Judaism and Islam share a similar fate in certain ways. First, they have both had a troubled relationship to Christianity. Second they were often bracketed together in the eyes of the Enlightenment. Third, they are both part of the history of what Edward Said calls ‘Orientalism’.(4) These three ways overlap and between them give rise to a number of affinities between antisemitism and Islamophobia.
For example, the so-called lex talionis, ‘an eye for an eye and a tooth for a tooth’ is in Exodus (21: 23-25) and in the Qur’an (5:45). In the Sermon on the Mount, Jesus refers to the Exodus passage as a foil: he advocates turning the other cheek as a superior ethic (Matthew 5: 38-39). From this teaching there developed, over the centuries, a persistent and powerful binary in Christian polemics, with Christianity on the side of the angelic – the loving, the forbearing, the forgiving – and Judaism and Islam occupying the other side: the legalistic, the vengeful, the merciless. This binary morphs into a duality between Us and Them, where the Us is conceived as ‘western’ or ‘British’; and this duality is played out on many different sites.

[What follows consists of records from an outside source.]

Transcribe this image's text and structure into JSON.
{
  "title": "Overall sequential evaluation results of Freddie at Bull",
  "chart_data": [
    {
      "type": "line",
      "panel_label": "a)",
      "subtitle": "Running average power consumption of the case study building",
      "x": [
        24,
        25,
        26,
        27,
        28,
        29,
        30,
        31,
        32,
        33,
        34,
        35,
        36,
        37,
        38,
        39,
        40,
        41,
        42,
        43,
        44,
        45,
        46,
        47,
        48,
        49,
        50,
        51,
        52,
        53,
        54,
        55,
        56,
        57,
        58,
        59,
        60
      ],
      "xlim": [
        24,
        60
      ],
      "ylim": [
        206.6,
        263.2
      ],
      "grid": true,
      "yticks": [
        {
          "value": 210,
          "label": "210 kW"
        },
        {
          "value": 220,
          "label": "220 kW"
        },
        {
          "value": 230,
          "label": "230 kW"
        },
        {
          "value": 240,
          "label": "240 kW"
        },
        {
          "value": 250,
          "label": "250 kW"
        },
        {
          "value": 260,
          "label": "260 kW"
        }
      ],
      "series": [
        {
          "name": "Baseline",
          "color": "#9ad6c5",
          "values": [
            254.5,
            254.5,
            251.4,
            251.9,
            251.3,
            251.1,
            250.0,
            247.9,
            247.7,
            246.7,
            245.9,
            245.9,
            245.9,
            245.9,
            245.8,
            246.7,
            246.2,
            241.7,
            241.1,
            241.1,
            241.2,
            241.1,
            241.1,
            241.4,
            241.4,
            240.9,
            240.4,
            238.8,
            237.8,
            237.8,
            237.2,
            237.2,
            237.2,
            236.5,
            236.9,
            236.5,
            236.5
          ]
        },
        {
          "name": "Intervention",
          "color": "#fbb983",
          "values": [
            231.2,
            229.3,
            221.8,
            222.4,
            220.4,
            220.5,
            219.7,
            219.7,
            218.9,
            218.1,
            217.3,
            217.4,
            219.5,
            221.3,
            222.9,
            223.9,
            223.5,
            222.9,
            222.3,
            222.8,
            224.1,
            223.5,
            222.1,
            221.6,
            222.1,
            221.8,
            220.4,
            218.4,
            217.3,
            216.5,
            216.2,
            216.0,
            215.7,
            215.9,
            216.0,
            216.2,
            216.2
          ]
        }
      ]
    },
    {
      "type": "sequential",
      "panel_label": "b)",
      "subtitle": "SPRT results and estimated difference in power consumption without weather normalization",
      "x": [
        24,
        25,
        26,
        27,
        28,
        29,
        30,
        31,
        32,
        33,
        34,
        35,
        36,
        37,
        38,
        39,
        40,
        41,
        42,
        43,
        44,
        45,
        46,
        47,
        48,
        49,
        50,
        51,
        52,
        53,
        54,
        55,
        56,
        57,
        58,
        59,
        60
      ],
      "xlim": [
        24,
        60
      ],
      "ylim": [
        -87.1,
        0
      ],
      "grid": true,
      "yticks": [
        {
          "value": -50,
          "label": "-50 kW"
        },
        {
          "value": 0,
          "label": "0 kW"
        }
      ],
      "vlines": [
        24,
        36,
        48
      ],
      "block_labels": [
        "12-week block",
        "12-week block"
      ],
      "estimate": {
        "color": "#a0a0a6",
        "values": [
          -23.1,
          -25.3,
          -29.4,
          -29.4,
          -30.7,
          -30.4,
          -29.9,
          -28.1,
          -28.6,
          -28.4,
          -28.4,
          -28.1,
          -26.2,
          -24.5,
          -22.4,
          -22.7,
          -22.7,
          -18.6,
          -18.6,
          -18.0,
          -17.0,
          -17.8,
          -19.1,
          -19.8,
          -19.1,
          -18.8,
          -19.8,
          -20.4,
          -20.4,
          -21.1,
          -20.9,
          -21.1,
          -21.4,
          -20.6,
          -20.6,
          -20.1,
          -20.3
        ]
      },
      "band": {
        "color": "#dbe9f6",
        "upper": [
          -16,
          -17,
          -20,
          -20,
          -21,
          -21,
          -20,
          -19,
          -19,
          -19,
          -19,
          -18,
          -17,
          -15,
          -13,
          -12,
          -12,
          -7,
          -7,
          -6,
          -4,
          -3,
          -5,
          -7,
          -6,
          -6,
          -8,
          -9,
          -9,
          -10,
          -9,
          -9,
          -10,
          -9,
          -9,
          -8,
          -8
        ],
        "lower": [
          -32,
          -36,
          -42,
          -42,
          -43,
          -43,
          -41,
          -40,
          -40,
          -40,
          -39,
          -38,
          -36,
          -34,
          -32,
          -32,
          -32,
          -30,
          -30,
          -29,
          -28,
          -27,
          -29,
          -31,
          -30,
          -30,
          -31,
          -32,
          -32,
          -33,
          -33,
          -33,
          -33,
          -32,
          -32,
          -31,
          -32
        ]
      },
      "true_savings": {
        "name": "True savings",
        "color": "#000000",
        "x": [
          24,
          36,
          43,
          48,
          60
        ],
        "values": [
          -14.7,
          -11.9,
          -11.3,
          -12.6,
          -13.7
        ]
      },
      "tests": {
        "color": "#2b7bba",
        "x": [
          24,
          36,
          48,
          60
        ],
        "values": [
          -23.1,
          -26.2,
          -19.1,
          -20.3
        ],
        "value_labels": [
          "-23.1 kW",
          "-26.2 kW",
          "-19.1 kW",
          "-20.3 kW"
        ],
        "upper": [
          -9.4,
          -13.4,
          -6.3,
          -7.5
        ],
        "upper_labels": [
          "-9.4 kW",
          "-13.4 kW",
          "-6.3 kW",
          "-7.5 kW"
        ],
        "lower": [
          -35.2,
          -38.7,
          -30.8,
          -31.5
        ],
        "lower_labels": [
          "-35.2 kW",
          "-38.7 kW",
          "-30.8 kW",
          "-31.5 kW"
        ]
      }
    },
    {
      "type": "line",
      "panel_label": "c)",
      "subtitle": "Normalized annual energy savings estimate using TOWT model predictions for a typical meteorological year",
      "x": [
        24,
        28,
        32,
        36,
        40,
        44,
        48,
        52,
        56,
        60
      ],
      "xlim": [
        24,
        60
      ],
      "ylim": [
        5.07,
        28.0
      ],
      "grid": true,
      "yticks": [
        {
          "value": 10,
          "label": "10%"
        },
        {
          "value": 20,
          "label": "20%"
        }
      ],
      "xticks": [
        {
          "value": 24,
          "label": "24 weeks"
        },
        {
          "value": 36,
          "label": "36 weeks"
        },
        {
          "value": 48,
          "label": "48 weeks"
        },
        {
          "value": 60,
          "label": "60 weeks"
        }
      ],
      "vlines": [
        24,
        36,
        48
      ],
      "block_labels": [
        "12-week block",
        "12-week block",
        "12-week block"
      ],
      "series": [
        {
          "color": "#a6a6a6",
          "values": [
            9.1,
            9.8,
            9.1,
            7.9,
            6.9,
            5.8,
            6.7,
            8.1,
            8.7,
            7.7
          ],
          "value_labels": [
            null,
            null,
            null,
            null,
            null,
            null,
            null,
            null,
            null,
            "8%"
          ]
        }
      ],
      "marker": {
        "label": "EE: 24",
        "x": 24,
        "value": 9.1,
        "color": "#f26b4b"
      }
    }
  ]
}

To Said, the connections between anti-Muslim and anti-Jewish bigotry are so strong that in the introduction to Orientalism he goes so far as to say, ‘I have found myself writing the history of a strange, secret sharer of Western anti-Semitism’.(5)
There is, however, a limit to the sharing. Thomas Linehan points out that there is no counterpart in Islamophobia to the image of the rootless Jew as the agent of materialistic modernity, threatening traditional values and ways of life.(6) Furthermore, in contrast with the antisemitic image of the money-making Jew, Muslims are not, according to Linehan, correlated with capitalism in Islamophobic discourse. He adds: ‘neither is there an equivalent discourse alleging Muslim control and orchestration of international finance, as in the Jewish ‘hidden hand’ myth’.(7)
That said, several commentators draw a parallel between the antisemitic Protocols of the Elders of Zion and the Islamophobic ‘theory’ of Eurabia, in which Muslims are, in the words of Matthew Carr, ‘agents in a conspiratorial program of world domination’.(8) But, it could be argued, the ‘hidden hand’ of the Protocols is absent from the fantasy of Eurabia, where the ‘Islamicization’ of Europe is open to the naked eye.
So, are the concepts of antisemitism and Islamophobia analogous? There is no simple answer. Or rather, the simple answer is: yes and no.
(1) Richard S Levy, ‘Antisemitism, etymology of’ in Richard S Levy (ed), Antisemitism: A Historical Encyclopedia of Prejudice and Persecution, vol. 1 (Santa Barbara, CA: ABC-CLIO, Inc. 2005), 24-25 .
(2) S. Sayyid, ‘Out of the devil’s dictionary’, in S. Sayyid and AbdoolKarim Vakil (eds), Thinking Through Islamophobia: Global Perspectives (London: Hurst & Co, 2010), 5-18 (13).
(3) Ludwig Wittgenstein, Philosophical Investigations (Oxford: Blackwell, 1958), 20.
(4) Edward Said, Orientalism (NY: Vintage Books 1979).
(5) Said, Orientalism, 27.
(6) Thomas Linehan, ‘Comparing antisemitism, Islamophobia, and asylophobia: the British case’, Studies in Ethnicity and Nationalism, vol. 12, no. 2, 2012, 366-386 (380). I have slightly embellished what Linehan says.
(7) Linehan, ‘Comparing antisemitism’, 380.
(8) Matthew Carr, ‘The Moriscos: a lesson from history?’, Arches Quarterly, vol. 4, no. 8, 2011, 10-17.
Brian Klug is Senior Research Fellow in Philosophy, St Benet’s Hall, Oxford, and a member of the Faculty of Philosophy, University of Oxford. He is an Honorary Fellow of the Parkes Institute for the Study of Jewish/non-Jewish Relations, University of Southampton. His latest book is Being Jewish and Doing Justice: Bringing Argument to Life.